= Magie Faure-Vidot =

Seychellois poet

Magie Faure-Vidot (also known as Mrs. Maggie Vijay-Kumar or Magic Mags) is a French-language poet from the Seychelles who has also published work in English and Seychellois Creole. She is regional director for East Africa and Asia at the writers forum, Motivational Strips. She is also a member of the Institut Académique de Paris and the Académie Internationale de Lutèce. She has received prizes including the Coupe de la Ville de Paris, a Lyre d'honneur, and medals in various international literary competitions. Her work has been discussed in critical studies of Seychellois literature, and she has gained recognition as an oral performer.

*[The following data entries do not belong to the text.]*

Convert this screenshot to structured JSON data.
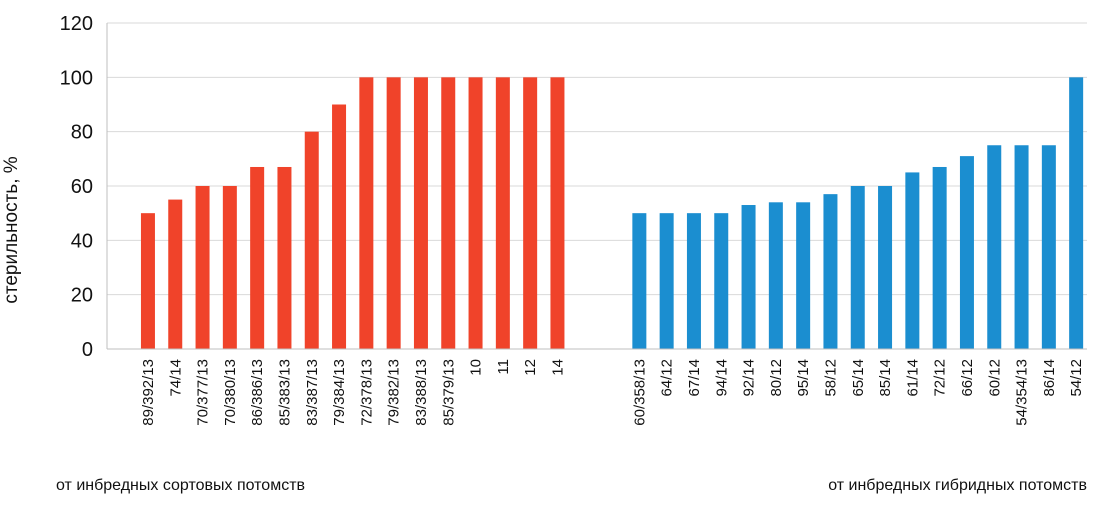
{
  "chart_data": {
    "type": "bar",
    "ylabel": "стерильность, %",
    "ylim": [
      0,
      120
    ],
    "yticks": [
      0,
      20,
      40,
      60,
      80,
      100,
      120
    ],
    "grid": true,
    "legend": "none",
    "groups": [
      {
        "label": "от инбредных сортовых потомств",
        "color": "#f0432a",
        "categories": [
          "89/392/13",
          "74/14",
          "70/377/13",
          "70/380/13",
          "86/386/13",
          "85/383/13",
          "83/387/13",
          "79/384/13",
          "72/378/13",
          "79/382/13",
          "83/388/13",
          "85/379/13",
          "10",
          "11",
          "12",
          "14"
        ],
        "values": [
          50,
          55,
          60,
          60,
          67,
          67,
          80,
          90,
          100,
          100,
          100,
          100,
          100,
          100,
          100,
          100
        ]
      },
      {
        "label": "от инбредных гибридных потомств",
        "color": "#1b8ed0",
        "categories": [
          "60/358/13",
          "64/12",
          "67/14",
          "94/14",
          "92/14",
          "80/12",
          "95/14",
          "58/12",
          "65/14",
          "85/14",
          "61/14",
          "72/12",
          "66/12",
          "60/12",
          "54/354/13",
          "86/14",
          "54/12"
        ],
        "values": [
          50,
          50,
          50,
          50,
          53,
          54,
          54,
          57,
          60,
          60,
          65,
          67,
          71,
          75,
          75,
          75,
          100
        ]
      }
    ]
  }
}
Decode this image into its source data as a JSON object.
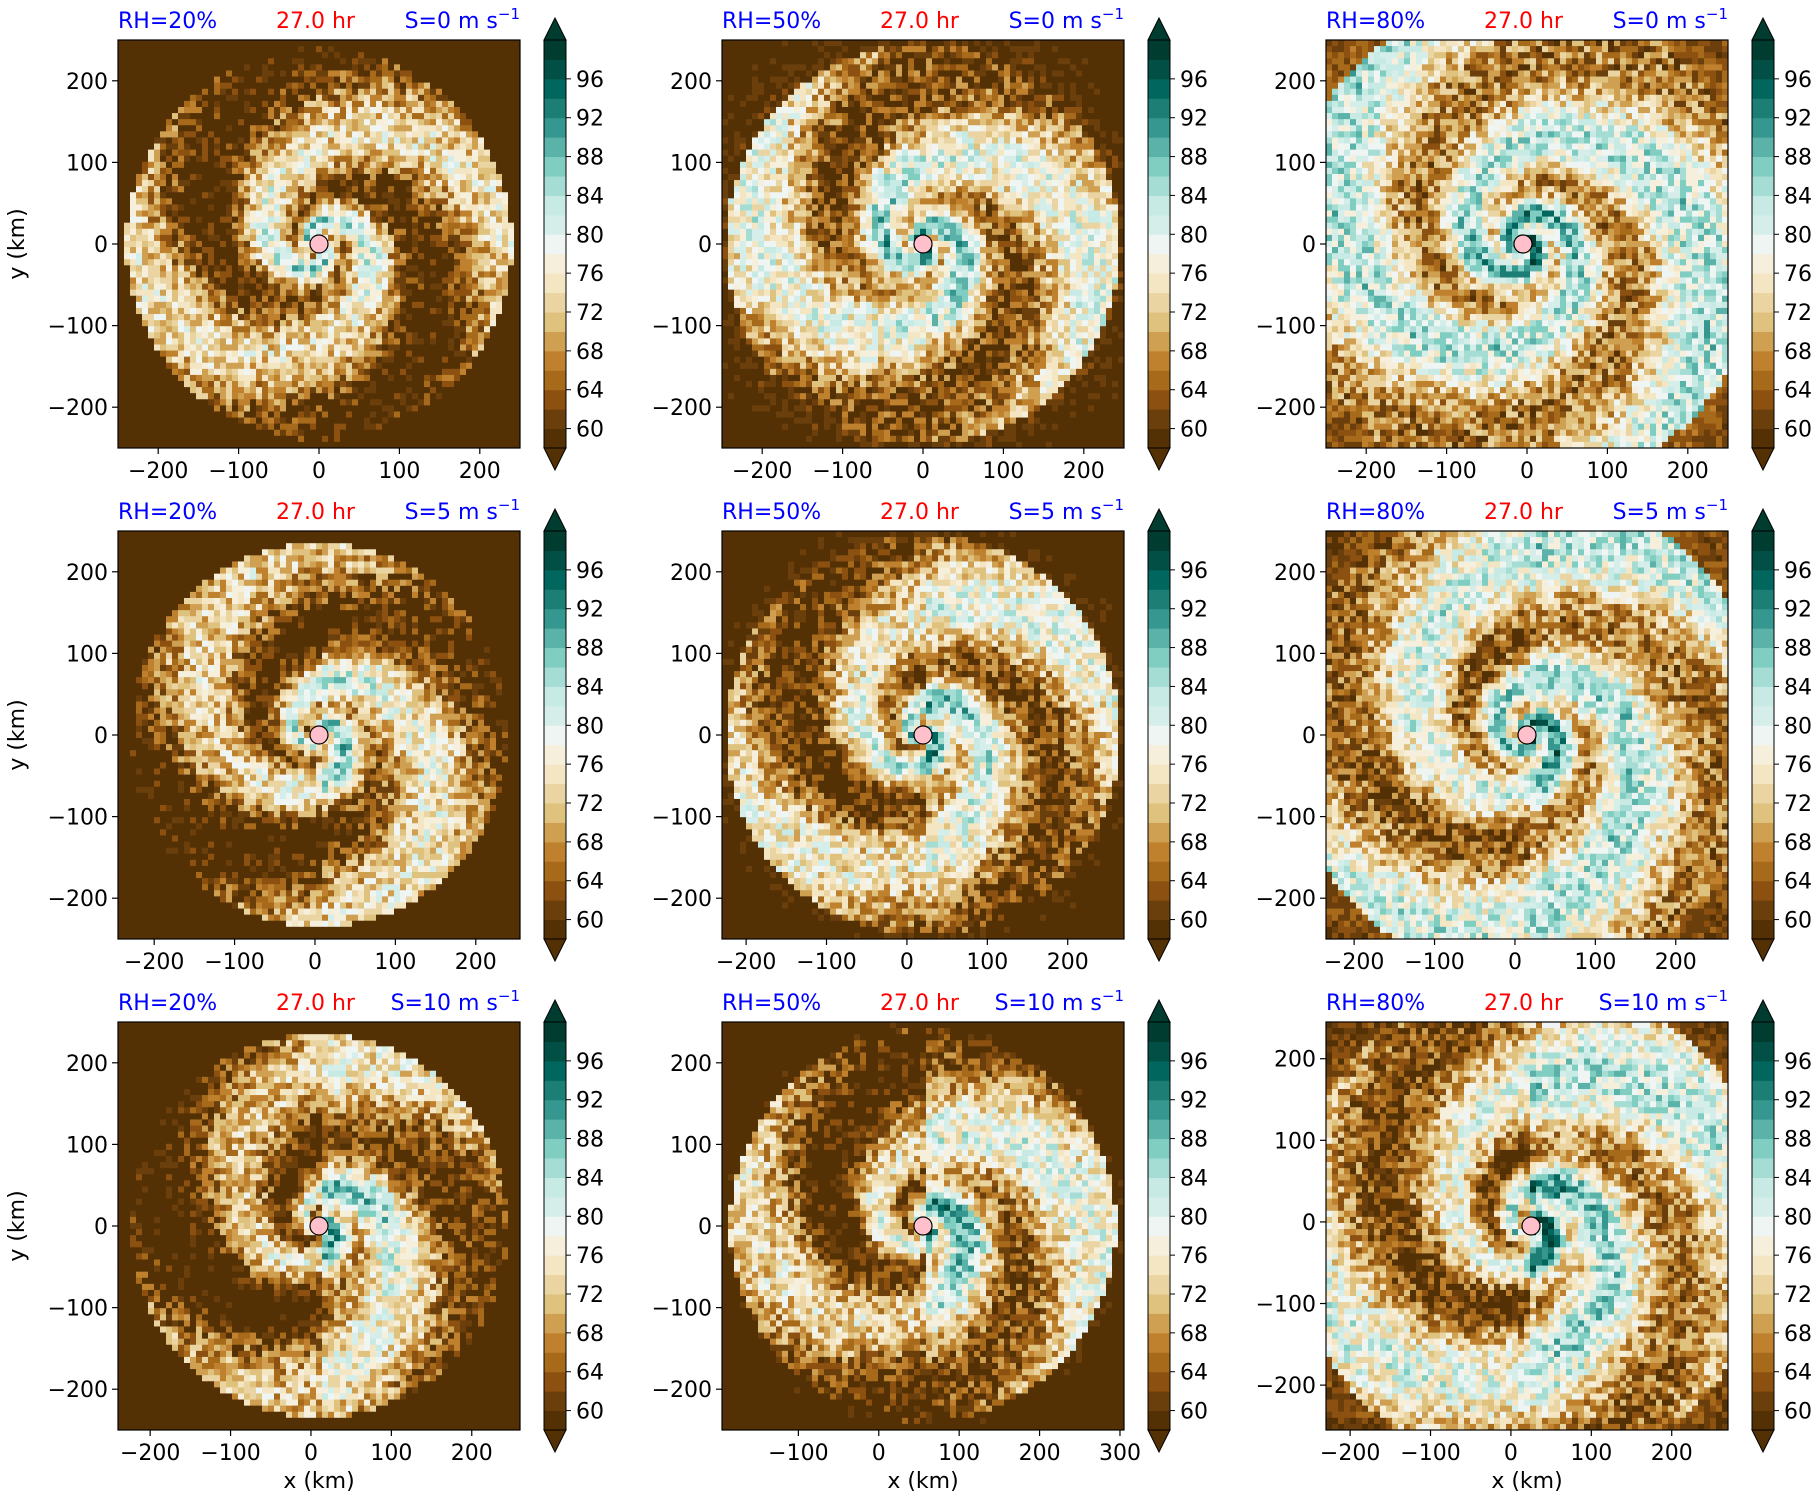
{
  "chart_data": [
    {
      "type": "heatmap",
      "panel": "a",
      "rh_label": "RH=20%",
      "time_label": "27.0 hr",
      "shear_label": "S=0 m s",
      "shear_exp": "−1",
      "rh": 20,
      "shear": 0,
      "xlabel": "",
      "ylabel": "y (km)",
      "xticks": [
        -200,
        -100,
        0,
        100,
        200
      ],
      "yticks": [
        -200,
        -100,
        0,
        100,
        200
      ],
      "xlim": [
        -250,
        250
      ],
      "ylim": [
        -250,
        250
      ],
      "center": [
        0,
        0
      ],
      "spiral_strength": 1.6,
      "inner_radius": 120,
      "radius": 240,
      "moist_level": 0.35
    },
    {
      "type": "heatmap",
      "panel": "b",
      "rh_label": "RH=50%",
      "time_label": "27.0 hr",
      "shear_label": "S=0 m s",
      "shear_exp": "−1",
      "rh": 50,
      "shear": 0,
      "xlabel": "",
      "ylabel": "",
      "xticks": [
        -200,
        -100,
        0,
        100,
        200
      ],
      "yticks": [
        -200,
        -100,
        0,
        100,
        200
      ],
      "xlim": [
        -250,
        250
      ],
      "ylim": [
        -250,
        250
      ],
      "center": [
        0,
        0
      ],
      "spiral_strength": 1.6,
      "inner_radius": 120,
      "radius": 245,
      "moist_level": 0.55
    },
    {
      "type": "heatmap",
      "panel": "c",
      "rh_label": "RH=80%",
      "time_label": "27.0 hr",
      "shear_label": "S=0 m s",
      "shear_exp": "−1",
      "rh": 80,
      "shear": 0,
      "xlabel": "",
      "ylabel": "",
      "xticks": [
        -200,
        -100,
        0,
        100,
        200
      ],
      "yticks": [
        -200,
        -100,
        0,
        100,
        200
      ],
      "xlim": [
        -250,
        250
      ],
      "ylim": [
        -250,
        250
      ],
      "center": [
        -5,
        0
      ],
      "spiral_strength": 1.9,
      "inner_radius": 90,
      "radius": 300,
      "moist_level": 0.75
    },
    {
      "type": "heatmap",
      "panel": "d",
      "rh_label": "RH=20%",
      "time_label": "27.0 hr",
      "shear_label": "S=5 m s",
      "shear_exp": "−1",
      "rh": 20,
      "shear": 5,
      "xlabel": "",
      "ylabel": "y (km)",
      "xticks": [
        -200,
        -100,
        0,
        100,
        200
      ],
      "yticks": [
        -200,
        -100,
        0,
        100,
        200
      ],
      "xlim": [
        -245,
        255
      ],
      "ylim": [
        -250,
        250
      ],
      "center": [
        5,
        0
      ],
      "spiral_strength": 1.6,
      "inner_radius": 120,
      "radius": 235,
      "moist_level": 0.35
    },
    {
      "type": "heatmap",
      "panel": "e",
      "rh_label": "RH=50%",
      "time_label": "27.0 hr",
      "shear_label": "S=5 m s",
      "shear_exp": "−1",
      "rh": 50,
      "shear": 5,
      "xlabel": "",
      "ylabel": "",
      "xticks": [
        -200,
        -100,
        0,
        100,
        200
      ],
      "yticks": [
        -200,
        -100,
        0,
        100,
        200
      ],
      "xlim": [
        -230,
        270
      ],
      "ylim": [
        -250,
        250
      ],
      "center": [
        20,
        0
      ],
      "spiral_strength": 1.7,
      "inner_radius": 110,
      "radius": 245,
      "moist_level": 0.5
    },
    {
      "type": "heatmap",
      "panel": "f",
      "rh_label": "RH=80%",
      "time_label": "27.0 hr",
      "shear_label": "S=5 m s",
      "shear_exp": "−1",
      "rh": 80,
      "shear": 5,
      "xlabel": "",
      "ylabel": "",
      "xticks": [
        -200,
        -100,
        0,
        100,
        200
      ],
      "yticks": [
        -200,
        -100,
        0,
        100,
        200
      ],
      "xlim": [
        -235,
        265
      ],
      "ylim": [
        -250,
        250
      ],
      "center": [
        15,
        0
      ],
      "spiral_strength": 1.9,
      "inner_radius": 90,
      "radius": 300,
      "moist_level": 0.7
    },
    {
      "type": "heatmap",
      "panel": "g",
      "rh_label": "RH=20%",
      "time_label": "27.0 hr",
      "shear_label": "S=10 m s",
      "shear_exp": "−1",
      "rh": 20,
      "shear": 10,
      "xlabel": "x (km)",
      "ylabel": "y (km)",
      "xticks": [
        -200,
        -100,
        0,
        100,
        200
      ],
      "yticks": [
        -200,
        -100,
        0,
        100,
        200
      ],
      "xlim": [
        -240,
        260
      ],
      "ylim": [
        -250,
        250
      ],
      "center": [
        10,
        0
      ],
      "spiral_strength": 1.5,
      "inner_radius": 120,
      "radius": 235,
      "moist_level": 0.35
    },
    {
      "type": "heatmap",
      "panel": "h",
      "rh_label": "RH=50%",
      "time_label": "27.0 hr",
      "shear_label": "S=10 m s",
      "shear_exp": "−1",
      "rh": 50,
      "shear": 10,
      "xlabel": "x (km)",
      "ylabel": "",
      "xticks": [
        -100,
        0,
        100,
        200,
        300
      ],
      "yticks": [
        -200,
        -100,
        0,
        100,
        200
      ],
      "xlim": [
        -195,
        305
      ],
      "ylim": [
        -250,
        250
      ],
      "center": [
        55,
        0
      ],
      "spiral_strength": 1.6,
      "inner_radius": 110,
      "radius": 240,
      "moist_level": 0.45
    },
    {
      "type": "heatmap",
      "panel": "i",
      "rh_label": "RH=80%",
      "time_label": "27.0 hr",
      "shear_label": "S=10 m s",
      "shear_exp": "−1",
      "rh": 80,
      "shear": 10,
      "xlabel": "x (km)",
      "ylabel": "",
      "xticks": [
        -200,
        -100,
        0,
        100,
        200
      ],
      "yticks": [
        -200,
        -100,
        0,
        100,
        200
      ],
      "xlim": [
        -230,
        270
      ],
      "ylim": [
        -255,
        245
      ],
      "center": [
        25,
        -5
      ],
      "spiral_strength": 1.8,
      "inner_radius": 90,
      "radius": 300,
      "moist_level": 0.65
    }
  ],
  "colorbar": {
    "ticks": [
      60,
      64,
      68,
      72,
      76,
      80,
      84,
      88,
      92,
      96
    ],
    "min": 58,
    "max": 100,
    "levels": [
      "#543005",
      "#6b3f0b",
      "#8c5110",
      "#a66a1a",
      "#bf812d",
      "#d0a052",
      "#dfc27d",
      "#ead4a1",
      "#f4e6c3",
      "#f6efdc",
      "#eef5f3",
      "#d6eeea",
      "#c7eae5",
      "#a5dcd3",
      "#80cdc1",
      "#5ab2a8",
      "#35978f",
      "#1c7e74",
      "#01665e",
      "#014f45",
      "#003c30"
    ]
  },
  "colors": {
    "title_blue": "#0000ff",
    "title_red": "#ff0000",
    "marker_fill": "#ffc0cb"
  }
}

Her work has been featured at national and international poetry and literary festivals.

==Life and career==

Magie Faure-Vidot was born in Victoria, Seychelles, and has lived in Lebanon, England, Italy, and France. In the Seychelles, Faure-Vidot co-founded the online literary review Vents Alizés and the online publishing house Edisyon Losean Endyen, both of which she runs with Hungarian poet Károly Sándor Pallai. She has published her work in Seychelles Nation and The People, and she is the chief editor and director of publication of Sipay, the only Seychellois International literary magazine. Faure-Vidot is heavily engaged in the cultural life of her country, and she has shown her work at exhibitions of art by local women. Her poems were published in the international poetry anthology Amaravati Poetic Prism in India. In 2017, 2018, and 2019, she received the Seychelles Arts Award in literature for her literary work.

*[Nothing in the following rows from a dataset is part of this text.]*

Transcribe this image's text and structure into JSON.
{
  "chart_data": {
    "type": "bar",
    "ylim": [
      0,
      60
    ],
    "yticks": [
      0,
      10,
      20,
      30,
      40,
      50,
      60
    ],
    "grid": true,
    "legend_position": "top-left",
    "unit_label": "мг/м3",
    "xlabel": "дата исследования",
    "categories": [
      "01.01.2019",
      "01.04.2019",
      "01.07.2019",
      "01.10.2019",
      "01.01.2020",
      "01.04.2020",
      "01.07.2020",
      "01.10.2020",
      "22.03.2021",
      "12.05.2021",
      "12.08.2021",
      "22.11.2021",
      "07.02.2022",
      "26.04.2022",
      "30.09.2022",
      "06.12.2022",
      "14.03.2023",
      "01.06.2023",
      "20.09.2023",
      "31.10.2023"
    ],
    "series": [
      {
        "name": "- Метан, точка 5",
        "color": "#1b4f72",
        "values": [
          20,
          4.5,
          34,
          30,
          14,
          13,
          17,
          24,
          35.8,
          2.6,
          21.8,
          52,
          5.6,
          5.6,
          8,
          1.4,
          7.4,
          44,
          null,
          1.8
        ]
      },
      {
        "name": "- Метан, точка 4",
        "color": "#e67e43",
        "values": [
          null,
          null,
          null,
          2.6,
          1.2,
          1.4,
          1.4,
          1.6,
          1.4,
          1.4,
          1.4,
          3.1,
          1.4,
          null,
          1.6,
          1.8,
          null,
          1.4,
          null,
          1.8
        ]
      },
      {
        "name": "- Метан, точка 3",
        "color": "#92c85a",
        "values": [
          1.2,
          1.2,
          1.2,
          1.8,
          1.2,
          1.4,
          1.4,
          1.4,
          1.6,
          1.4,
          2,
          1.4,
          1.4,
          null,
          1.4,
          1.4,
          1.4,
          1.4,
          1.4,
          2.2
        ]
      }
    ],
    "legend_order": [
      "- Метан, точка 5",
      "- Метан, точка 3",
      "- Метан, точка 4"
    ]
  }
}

She is a member of the World Nations Writers Union (WNWU) in Kazakhstan, and is a regional director and a board member of the Motivational Strips, an international writers forum.

==Works==
- Whispers of Souls/Murmures des âmes by Les Éditions du Net, France, 2020.
- The Enchanting Rebirth/ Une Renaissance Magique, Arthee Editions 2019.
- L'Oasis des mots, Victoria, Edisyon Losean Endyen, 2016.
- Rêves créoles, Victoria, Edisyon Losean Endyen, 2012.
- Flamme mystique, Victoria, Yaw Enterprises, 2011.
- L'âme errante, Victoria, Printec Press Holdings, 2003.
- Un grand cœur triste, Paris, La Pensée Universelle, 1984.